Dissertation Defense Announcement for Amna Shahid – 06/14/2023 at 12:00 PM

May 25, 2023

Dissertation Title:  

Resource Optimization of Edge Servers dealing with Priority-Based Workloads by utilizing Service Level Objective-Aware Virtual Rebalancing 

When: 06/14/2023  12:00 PM

Where: Simrall Hall Room 228 

Candidate: Amna Shahid

Degree: Master of Science in Electrical and Computer Engineering

Committee Members:

Dr. Samee Khan
(Major Professor)

Dr. Chaomin Luo
(Committee Member)

Dr. Yu Luo
(Committee Member)

 Abstract:

 The advent of the Internet of Things (IoT) provides a favorable platform for the profitable communication between devices that possess both sensors and actuators and the cloud. The limited accessibility of Edge data to Cloud analytics caused by network lag has posed a hindrance to the widespread adoption of real-time analytics. VRebalance, a virtual resource orchestrator aimed at ensuring end-to-end performance for priority-based workloads in concurrent stream processing at the Edge, presents a viable solution to address this issue. The prioritization of workloads is subjected to Bayesian Optimization (BO) within the context of VRebalance, in order to identify resource configurations that are close to optimal and enable efficient and adaptable resource management. In this study, the Apache Storm platform was employed as the stream processing engine in conjunction with the real-time Internet of Things (IoT) benchmark tool known as RIoTBench.
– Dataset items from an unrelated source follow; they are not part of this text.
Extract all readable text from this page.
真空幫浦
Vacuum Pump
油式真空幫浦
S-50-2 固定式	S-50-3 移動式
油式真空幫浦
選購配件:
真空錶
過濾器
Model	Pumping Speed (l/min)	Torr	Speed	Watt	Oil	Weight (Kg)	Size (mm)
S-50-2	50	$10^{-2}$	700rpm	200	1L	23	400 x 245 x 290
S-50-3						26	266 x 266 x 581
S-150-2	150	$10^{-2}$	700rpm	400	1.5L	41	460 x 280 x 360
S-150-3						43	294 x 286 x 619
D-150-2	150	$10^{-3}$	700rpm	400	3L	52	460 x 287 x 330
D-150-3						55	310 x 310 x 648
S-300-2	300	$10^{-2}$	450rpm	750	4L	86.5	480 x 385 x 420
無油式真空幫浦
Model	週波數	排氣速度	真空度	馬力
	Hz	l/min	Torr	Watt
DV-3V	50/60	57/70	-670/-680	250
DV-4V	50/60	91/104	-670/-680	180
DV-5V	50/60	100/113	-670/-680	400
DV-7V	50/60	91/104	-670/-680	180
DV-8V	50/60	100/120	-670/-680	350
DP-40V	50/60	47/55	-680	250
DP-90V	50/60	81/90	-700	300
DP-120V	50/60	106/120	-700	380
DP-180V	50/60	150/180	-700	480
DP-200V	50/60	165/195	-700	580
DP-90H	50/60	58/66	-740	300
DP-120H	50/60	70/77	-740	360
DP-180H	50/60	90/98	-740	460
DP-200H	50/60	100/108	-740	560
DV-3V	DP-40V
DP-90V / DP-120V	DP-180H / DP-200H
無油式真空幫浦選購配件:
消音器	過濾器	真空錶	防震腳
These tools were utilized to assess the effectiveness of the VRebalance system. The outcomes of the study demonstrate that VRebalance exhibits superior efficacy compared to traditional methodologies, successfully fulfilling Service Level Objective (SLO) targets in the face of system variations. As compared to a hill climbing algorithm, VRebalance exhibited a substantial decrease in SLO violation rates, achieving a reduction of almost 30% for static priority-based workloads and 52.2% for dynamic priority-based workloads. Furthermore, it is noteworthy that the utilization of VRebalance resulted in a significant decrease of 66.1% in the rate of Service Level Objective (SLO) violations, as compared to the default resource allocation mechanism of Apache Storm.